Tuesday, October 28, 2008

New Nurses, Primary Care, and the Calculus of a Multifaceted Shortage

(Note: This is my twelfth---and final---post under the auspices of the nurse blogger scholarship which I recently received from Value Care, Value Nurses.)

It seems that everywhere I turn, someone is telling me that, a) they just applied to nursing school, b) someone they know just applied, or c) they or someone they know was just accepted/rejected from nursing school.

New nurses---and those who wish to be nurses---are entering a profession in transition, a profession that is losing its older members more quickly than its educational institutions can churn out novices ready to enter the fray.

Today I was interviewed on a radio program in Gainseville, Florida about a recently published book of non-fiction writing by nurses in which I was a featured contributor. The show's hosts seemed sincerely perplexed when I explained that older nurses are retiring faster than they can be replaced, and that nursing schools simply cannot offer faculty salaries that can compete with what nurses are paid in clinical positions. Thus, thousands of qualified applicants for nursing school programs are turned away each year since there are not enough professors to educate them.

As a consequence, far too many eager and highly qualified applicants are rejected from nursing schools around the country---and in fact, around the world, as well---and where do they turn? Do they re-apply the following year? Do they look for another school to which they might have a chance of acceptance? Or do they give up their quest to join the nursing profession and simply move in another career direction entirely?

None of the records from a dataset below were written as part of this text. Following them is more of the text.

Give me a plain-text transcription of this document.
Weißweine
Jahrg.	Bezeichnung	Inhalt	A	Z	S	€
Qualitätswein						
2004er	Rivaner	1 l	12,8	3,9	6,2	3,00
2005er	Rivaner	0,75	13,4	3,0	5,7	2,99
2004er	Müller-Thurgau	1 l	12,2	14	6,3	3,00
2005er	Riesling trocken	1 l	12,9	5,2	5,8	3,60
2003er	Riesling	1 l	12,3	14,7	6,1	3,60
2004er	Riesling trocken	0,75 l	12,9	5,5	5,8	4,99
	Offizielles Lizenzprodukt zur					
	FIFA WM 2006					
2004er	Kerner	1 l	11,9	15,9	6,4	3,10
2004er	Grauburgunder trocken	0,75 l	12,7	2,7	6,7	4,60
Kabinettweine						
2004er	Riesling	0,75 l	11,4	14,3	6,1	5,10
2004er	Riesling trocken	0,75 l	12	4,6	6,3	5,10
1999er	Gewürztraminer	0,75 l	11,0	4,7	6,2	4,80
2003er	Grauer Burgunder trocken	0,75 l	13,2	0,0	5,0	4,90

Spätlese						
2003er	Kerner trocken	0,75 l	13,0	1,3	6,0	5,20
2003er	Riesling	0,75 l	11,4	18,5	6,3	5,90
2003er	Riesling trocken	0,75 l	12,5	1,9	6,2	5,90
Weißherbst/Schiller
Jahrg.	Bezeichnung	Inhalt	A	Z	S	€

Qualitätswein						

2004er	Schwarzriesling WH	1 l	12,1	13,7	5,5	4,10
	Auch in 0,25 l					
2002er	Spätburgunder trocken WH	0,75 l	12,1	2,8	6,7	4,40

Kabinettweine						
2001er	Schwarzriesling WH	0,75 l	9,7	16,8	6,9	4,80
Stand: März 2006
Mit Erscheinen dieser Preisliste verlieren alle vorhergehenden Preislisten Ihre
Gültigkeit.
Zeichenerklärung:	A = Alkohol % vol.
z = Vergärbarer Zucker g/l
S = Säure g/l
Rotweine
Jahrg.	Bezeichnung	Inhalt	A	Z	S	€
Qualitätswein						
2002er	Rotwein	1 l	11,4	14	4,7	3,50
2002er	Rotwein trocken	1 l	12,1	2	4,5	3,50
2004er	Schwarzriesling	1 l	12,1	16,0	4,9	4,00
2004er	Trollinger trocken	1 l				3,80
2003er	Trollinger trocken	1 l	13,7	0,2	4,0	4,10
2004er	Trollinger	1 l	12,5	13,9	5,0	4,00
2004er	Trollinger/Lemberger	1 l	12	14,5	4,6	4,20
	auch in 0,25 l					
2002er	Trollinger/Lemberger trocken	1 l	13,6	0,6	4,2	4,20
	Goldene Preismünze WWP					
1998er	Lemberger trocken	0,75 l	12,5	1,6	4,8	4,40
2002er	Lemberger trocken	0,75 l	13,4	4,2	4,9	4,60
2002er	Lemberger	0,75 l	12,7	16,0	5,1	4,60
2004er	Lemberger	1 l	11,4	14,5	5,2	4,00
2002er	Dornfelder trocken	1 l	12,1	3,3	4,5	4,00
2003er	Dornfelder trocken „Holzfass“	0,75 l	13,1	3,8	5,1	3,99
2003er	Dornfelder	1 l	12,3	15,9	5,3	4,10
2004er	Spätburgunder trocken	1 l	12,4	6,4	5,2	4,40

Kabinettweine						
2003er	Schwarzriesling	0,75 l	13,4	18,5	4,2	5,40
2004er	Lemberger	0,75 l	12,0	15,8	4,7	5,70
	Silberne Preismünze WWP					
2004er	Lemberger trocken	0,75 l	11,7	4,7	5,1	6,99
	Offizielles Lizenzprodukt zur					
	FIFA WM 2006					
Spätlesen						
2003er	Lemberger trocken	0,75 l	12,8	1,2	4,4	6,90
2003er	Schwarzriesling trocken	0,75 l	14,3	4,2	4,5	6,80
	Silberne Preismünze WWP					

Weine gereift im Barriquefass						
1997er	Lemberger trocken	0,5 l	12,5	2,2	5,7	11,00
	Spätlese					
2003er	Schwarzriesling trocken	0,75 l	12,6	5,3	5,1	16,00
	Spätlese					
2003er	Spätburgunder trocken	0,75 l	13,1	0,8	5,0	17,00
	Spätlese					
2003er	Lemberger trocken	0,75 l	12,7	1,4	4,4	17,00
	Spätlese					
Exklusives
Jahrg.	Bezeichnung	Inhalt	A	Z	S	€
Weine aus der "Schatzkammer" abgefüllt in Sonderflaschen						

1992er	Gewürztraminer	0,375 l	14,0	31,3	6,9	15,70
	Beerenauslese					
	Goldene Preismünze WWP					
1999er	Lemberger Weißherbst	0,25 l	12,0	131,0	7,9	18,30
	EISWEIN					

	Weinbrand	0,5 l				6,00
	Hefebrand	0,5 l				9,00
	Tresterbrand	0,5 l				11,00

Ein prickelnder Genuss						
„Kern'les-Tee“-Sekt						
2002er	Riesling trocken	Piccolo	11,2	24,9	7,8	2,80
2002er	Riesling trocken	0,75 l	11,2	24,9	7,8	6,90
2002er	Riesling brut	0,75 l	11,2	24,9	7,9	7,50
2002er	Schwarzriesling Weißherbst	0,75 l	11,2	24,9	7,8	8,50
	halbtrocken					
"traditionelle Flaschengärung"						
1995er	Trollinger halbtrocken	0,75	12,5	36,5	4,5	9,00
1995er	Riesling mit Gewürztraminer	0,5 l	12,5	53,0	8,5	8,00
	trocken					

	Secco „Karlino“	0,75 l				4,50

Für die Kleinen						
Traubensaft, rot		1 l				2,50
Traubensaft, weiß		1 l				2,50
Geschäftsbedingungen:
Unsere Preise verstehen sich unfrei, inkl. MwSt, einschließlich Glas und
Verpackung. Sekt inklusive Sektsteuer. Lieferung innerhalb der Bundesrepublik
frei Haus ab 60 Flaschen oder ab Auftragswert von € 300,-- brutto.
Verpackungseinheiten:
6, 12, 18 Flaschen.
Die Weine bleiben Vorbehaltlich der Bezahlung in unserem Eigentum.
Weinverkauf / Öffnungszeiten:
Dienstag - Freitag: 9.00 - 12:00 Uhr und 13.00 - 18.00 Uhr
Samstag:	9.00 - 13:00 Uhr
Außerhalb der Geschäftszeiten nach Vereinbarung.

At a time when aging Baby Boomers are living longer with chronic illnesses and are increasingly in need of quality nursing and medical care, it's time for our government and other influential entities to step up to the plate. The government itself must realize that the calculus of the nursing shortage must change, and this continuous hemorrhage of nurses from the profession without a consistent transfusion of new nurses must be short-circuited.

I will grant that we are in difficult economic times. I will also admit that the U.S. healthcare system is dysfunctional at best, and broken at worst. It is also plainly apparent to me that a growing lack of sufficient nurses to provide care in numerous facilities across the country is a recipe for a public health disaster of enormous proportions.

Meanwhile, if an Obama administration gains control of the White House, a push for near-universal healthcare coverage for all Americans will most likely be an important agenda item in the first year of such as administration. This is a laudable goal that may or may not be achieved. However, it must be acknowledged that the process of bringing more citizens into the healthcare system must be met by a similar process of encouraging more healthcare providers to take part in delivering that care.

The nursing shortage is real, and it is effecting how healthcare is provided around the country. Similarly, there is a very real shortage of primary care physicians, with more physicians opting for specialties in which the demands and low pay of primary care are eschewed.

Now, it is easy to see that if more citizens are insured (a goal that should absolutely be pursued despite the current economic climate), then we must simultaneously ensure that a sufficient number of physicians and nurses are available to provide the quality care that would consequently be delivered.

We must create incentives to lure physicians back into primary care, perhaps by reaching out to medical students and residents with a campaign to describe the value and rewards of primary care. Financial incentives such as loan repayment programs could also be enacted for new doctors who enter the field of primary care or family medicine, whether they work with vulnerable populations or not.

In terms of the provision of primary care, an expansion of Masters-level Nurse Practitioner programs and Doctoral nursing programs (especially for the new Doctor of Nursing Practice designation), could go a long way toward assuaging the nationwide shortage of primary care physicians, especially if interest-free loan programs and other incentives are created and fully funded.

We also must urgently expand the capacity of nursing schools by subsidizing nursing professors' salaries, expanding programs, and enacting a massive campaign of grants, scholarships and interest-free loans to make nursing school more readily affordable for a broad spectrum of prospective students.

Yes, these programs would indeed be expensive, and a great deal of money would need to be designated for such a sizable undertaking. Yet we must examine the relative costs of our inaction, and the crisis of untreated chronic illness and substandard medical care that will be the result of such a failure to act.

As the population ages and people live longer with more complicated constellations of chronic illness and multiple comorbidities, the provision of medical care will necessitate an enormous number of nurses as well as a solid base of primary care providers for patients across the lifespan. Nursing education must be funded and supported, nursing faculty must be recruited and well-compensated, and primary care providers must be given viable reasons for remaining in an area of medicine that has fallen from favor.

We cannot afford to ignore the multifaceted issues which are throwing the American healthcare system into crisis, and rest assured that any money invested now in improving the delivery of care will pay astronomical dividends in terms of prevention, improved healthcare maintenance, and increased cost-effectiveness. It is in our best interest to act, and we can only hope that political will and popular support will be enough to set these wheels in motion.